Well, that went well. I think that Rob captures the mood perfectly.

1.5.04

So what's Your Life Expectancy?


So they say that with every cloud there's a silver lining, meaning, logically, that for every silver lining you stumble upon there's bound to be a cloud to ruin your day somewhere not too far off. On top of that, all bad things, it's said, seem to come in threes. Meaning that logically, 75% of your life is bound to be pretty pretty crap infested. Plus, you sleep an average of 30% of your life away, leading to my Thesis Mostest Magnumus. Should you - god forbid - live to be about 100, then 83,5 of these would have probably been tending boils or fleeing grasshoppers or unsuccessully parting red seas like some people tend to do and then they drown.

Kinda makes you happy you had a sucky childhood - So you didn't get that Barbie for Christmas. Good for you! So your pet Sparky turned Cujo when you were five and now you only have two fingers on each hand and no prostrate? HALLELUJA BROTHER!

Why I bring this up is because I've had a run of rotten luck for the past week. Because I dated and was dated well, to boot - I got my allotted three strokes -

1. Got conned out of 1500 by customers who are 'always right'- which blows a bit since I had exactly 2000 to begin with after my bills were paid. (75%! Gone! Coincidence? I think not) It's no laughing matter. And even though I am not particularly religious, I did shake my fist at the sky and wonder what the heck was happening. I am not Job. Sandals and sunken cheeks does nothing for my complexion.

2. An elderly looking man hobbles up to me, equipped with mobile and battery charger in one hand, cane in the other. he explained that he wanted to make a call, but that his battery was dead and he had nowhere to charge it. Could I charge it? Of Course I could. The night gaurd I had been chatting with went round the back and tapped the booth door - "Don't do it. he's a junkie! You shouldn't encourage him!" I didn't listen. You just have to draw the line somewhere, you can't go mistrusting people. The gaurd came back to the window after the man left and shook his head, laughing. When the poor old man came back and started taping my door shut with scotch tape, the gaurd laughed even harder.

3. I got conned into buying Marcus Birro's "The Land Outside." Tacky, tacky tacky. The man makes good points about the outcasts in our society- every thinkable single kind - but he is no Joyce Carol Oates. And I know this, because I have read one of her books.
And all hail the king of the Power-mad world.

On the upside, the homeless man who had been a multi-millionaire (before some guy named "Björn" stole all his money and bought a hotel and a plane!) passed by my booth this morning and wished me God's blessings. I could not have been more mortified, after the short burst of warmth and graitute faded out.
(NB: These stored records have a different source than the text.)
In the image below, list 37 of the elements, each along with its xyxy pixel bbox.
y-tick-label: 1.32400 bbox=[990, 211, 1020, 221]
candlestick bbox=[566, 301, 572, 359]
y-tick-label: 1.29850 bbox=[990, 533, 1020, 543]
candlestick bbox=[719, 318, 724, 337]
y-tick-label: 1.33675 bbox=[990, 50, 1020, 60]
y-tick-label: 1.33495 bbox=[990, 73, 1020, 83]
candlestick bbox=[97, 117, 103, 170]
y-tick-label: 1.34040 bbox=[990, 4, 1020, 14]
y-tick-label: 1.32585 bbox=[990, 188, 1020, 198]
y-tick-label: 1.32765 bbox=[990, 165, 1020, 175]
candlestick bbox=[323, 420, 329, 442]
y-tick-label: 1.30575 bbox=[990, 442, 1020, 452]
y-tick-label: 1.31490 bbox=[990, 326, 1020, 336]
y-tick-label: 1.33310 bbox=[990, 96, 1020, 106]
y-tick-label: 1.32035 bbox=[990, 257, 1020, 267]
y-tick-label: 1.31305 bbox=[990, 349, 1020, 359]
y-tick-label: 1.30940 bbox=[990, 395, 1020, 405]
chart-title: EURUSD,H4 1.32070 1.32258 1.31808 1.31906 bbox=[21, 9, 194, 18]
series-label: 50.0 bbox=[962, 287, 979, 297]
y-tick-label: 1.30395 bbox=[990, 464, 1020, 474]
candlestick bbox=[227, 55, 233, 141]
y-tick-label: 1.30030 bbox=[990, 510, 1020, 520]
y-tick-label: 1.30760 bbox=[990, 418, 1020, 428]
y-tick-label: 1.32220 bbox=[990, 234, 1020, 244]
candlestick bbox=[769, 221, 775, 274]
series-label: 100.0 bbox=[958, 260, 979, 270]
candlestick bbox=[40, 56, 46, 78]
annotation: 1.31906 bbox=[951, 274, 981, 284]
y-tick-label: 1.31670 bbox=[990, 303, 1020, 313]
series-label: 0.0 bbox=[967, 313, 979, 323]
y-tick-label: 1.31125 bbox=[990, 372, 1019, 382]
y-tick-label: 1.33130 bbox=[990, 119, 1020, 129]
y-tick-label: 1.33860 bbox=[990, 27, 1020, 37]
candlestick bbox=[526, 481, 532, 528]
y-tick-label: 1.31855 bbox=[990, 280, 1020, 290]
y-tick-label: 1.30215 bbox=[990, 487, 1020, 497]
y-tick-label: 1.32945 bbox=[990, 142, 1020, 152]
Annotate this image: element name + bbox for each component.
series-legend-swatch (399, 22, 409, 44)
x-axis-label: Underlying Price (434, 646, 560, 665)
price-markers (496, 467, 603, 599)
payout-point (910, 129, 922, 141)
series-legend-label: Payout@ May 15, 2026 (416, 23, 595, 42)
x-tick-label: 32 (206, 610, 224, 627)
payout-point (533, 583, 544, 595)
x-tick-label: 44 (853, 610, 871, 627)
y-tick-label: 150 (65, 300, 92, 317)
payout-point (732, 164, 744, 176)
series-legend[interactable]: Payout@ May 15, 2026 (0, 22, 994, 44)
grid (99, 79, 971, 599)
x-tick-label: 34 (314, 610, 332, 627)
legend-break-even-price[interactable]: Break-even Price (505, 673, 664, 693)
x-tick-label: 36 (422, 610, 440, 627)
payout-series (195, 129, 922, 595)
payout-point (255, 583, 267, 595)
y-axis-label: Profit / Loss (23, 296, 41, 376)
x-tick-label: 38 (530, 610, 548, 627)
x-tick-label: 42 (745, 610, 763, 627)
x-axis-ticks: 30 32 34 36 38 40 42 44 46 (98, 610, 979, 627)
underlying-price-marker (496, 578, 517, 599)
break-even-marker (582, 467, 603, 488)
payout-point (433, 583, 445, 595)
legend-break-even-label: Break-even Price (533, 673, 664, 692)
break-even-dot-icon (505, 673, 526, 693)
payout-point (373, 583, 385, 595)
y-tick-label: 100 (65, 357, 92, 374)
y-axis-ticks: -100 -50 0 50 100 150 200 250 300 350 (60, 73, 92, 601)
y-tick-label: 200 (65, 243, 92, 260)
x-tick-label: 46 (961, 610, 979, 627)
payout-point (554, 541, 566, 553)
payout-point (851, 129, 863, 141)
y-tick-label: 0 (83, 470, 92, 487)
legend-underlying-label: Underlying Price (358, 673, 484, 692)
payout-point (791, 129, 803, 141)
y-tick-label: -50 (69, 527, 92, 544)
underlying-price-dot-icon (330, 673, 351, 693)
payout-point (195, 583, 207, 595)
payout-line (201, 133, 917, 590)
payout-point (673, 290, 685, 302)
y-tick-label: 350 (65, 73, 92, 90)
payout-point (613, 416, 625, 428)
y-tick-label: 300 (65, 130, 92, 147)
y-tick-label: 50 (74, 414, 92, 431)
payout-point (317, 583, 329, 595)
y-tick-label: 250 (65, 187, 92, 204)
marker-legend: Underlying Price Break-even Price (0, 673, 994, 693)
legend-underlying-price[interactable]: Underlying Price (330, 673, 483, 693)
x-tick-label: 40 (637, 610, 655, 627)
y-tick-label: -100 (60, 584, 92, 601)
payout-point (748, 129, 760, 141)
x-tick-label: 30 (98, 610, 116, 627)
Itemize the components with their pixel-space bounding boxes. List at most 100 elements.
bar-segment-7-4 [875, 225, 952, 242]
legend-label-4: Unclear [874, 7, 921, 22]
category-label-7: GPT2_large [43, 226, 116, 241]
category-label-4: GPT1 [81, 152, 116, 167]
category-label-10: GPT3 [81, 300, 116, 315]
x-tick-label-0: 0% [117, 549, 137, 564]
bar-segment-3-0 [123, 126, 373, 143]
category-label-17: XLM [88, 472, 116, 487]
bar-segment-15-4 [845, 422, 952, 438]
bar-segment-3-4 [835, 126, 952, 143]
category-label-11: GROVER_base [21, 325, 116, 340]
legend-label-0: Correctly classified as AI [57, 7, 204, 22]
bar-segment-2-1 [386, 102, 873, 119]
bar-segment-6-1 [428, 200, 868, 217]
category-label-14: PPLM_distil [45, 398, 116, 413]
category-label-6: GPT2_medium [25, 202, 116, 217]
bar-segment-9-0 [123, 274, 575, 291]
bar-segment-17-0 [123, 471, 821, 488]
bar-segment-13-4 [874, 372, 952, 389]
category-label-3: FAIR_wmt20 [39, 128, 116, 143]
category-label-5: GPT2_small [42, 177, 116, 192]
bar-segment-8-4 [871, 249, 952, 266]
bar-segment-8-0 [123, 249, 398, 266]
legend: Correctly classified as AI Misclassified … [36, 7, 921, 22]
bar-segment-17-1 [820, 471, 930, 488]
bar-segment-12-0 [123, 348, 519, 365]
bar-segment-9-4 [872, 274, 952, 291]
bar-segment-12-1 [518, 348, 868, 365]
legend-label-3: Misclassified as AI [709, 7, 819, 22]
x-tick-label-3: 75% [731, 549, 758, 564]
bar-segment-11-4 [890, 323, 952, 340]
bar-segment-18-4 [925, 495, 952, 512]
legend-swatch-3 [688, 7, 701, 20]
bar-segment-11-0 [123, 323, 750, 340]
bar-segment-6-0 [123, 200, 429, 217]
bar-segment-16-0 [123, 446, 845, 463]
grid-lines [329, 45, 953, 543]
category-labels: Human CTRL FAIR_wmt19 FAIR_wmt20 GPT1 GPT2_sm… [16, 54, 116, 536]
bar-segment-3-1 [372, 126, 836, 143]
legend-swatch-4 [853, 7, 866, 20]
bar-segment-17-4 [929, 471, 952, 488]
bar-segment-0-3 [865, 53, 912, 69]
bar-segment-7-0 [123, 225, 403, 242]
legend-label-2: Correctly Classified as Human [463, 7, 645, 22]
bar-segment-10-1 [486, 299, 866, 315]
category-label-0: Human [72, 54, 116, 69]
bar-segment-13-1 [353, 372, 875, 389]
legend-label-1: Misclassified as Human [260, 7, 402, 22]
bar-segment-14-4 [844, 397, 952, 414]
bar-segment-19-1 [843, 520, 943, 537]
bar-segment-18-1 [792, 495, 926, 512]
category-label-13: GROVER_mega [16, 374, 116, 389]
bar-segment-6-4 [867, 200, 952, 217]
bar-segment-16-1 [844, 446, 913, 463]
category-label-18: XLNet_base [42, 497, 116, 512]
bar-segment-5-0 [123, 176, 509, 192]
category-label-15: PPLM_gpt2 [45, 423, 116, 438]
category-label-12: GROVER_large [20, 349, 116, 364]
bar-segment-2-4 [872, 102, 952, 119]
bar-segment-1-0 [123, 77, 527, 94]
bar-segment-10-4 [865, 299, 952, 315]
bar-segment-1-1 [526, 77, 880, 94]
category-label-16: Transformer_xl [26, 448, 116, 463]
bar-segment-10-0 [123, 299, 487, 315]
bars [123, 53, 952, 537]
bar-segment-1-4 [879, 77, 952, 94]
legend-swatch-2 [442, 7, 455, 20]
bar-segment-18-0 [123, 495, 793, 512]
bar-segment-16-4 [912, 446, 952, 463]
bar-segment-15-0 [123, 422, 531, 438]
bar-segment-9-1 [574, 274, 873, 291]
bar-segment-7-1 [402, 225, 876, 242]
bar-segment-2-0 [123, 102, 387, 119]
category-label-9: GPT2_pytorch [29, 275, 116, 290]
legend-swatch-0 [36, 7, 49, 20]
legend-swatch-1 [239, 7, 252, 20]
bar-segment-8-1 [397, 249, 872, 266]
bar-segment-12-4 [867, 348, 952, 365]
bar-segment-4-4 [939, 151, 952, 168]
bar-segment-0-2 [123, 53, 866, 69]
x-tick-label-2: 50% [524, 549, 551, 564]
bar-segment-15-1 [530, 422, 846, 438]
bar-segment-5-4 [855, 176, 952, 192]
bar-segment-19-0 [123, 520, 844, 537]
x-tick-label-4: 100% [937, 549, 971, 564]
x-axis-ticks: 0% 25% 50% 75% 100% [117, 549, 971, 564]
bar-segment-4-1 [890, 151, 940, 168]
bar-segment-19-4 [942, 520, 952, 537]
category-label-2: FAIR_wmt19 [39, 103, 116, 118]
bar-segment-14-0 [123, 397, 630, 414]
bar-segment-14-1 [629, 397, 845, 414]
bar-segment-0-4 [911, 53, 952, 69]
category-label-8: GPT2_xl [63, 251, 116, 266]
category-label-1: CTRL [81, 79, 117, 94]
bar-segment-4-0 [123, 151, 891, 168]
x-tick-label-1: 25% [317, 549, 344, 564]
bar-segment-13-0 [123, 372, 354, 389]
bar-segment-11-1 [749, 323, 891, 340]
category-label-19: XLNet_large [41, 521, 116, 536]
A good thing! Meaning three more bad things would follow. I can magine all three of them coming together and ganging up on me tommorow. Tommorow I am going on a second date with A.G, the BOY WHO KISSED ME, and the pre-second-date fears have already come a-haunting. What if I don't know what to talk about? What if I forget how to talk? (which is like "What if I forget how to swallow?" - just before a recording session starts and your mouth has turned into a veritable lake and you suddenly forget how to solve this.) It sounds very stupid, but it's a legitimate fear.

Or, Or! What if he is exactly like me. We laugh at the same jokes, mostly mine - but what if it doesn't end there? I mean, I wear my generic pants and shirts everywhere I go. What is he does this too? If I am predicable, what if he is too? Things can only go downhill from there. Being predictable means taking the same route to work everyday, wanting the missionary every sunday afternoon. Buying bran flakes as opposed to say fruity loops and choco-puffs. Bran Flakes! After a while, you could clock your day according to your bowel movements. And put two of these people together in the same house, well. I don't have to explain to you why synchronised flatulence never went to the Olympics.

Wish me luck.
But with 75 years left to live, I'd prefer if you wouldn't.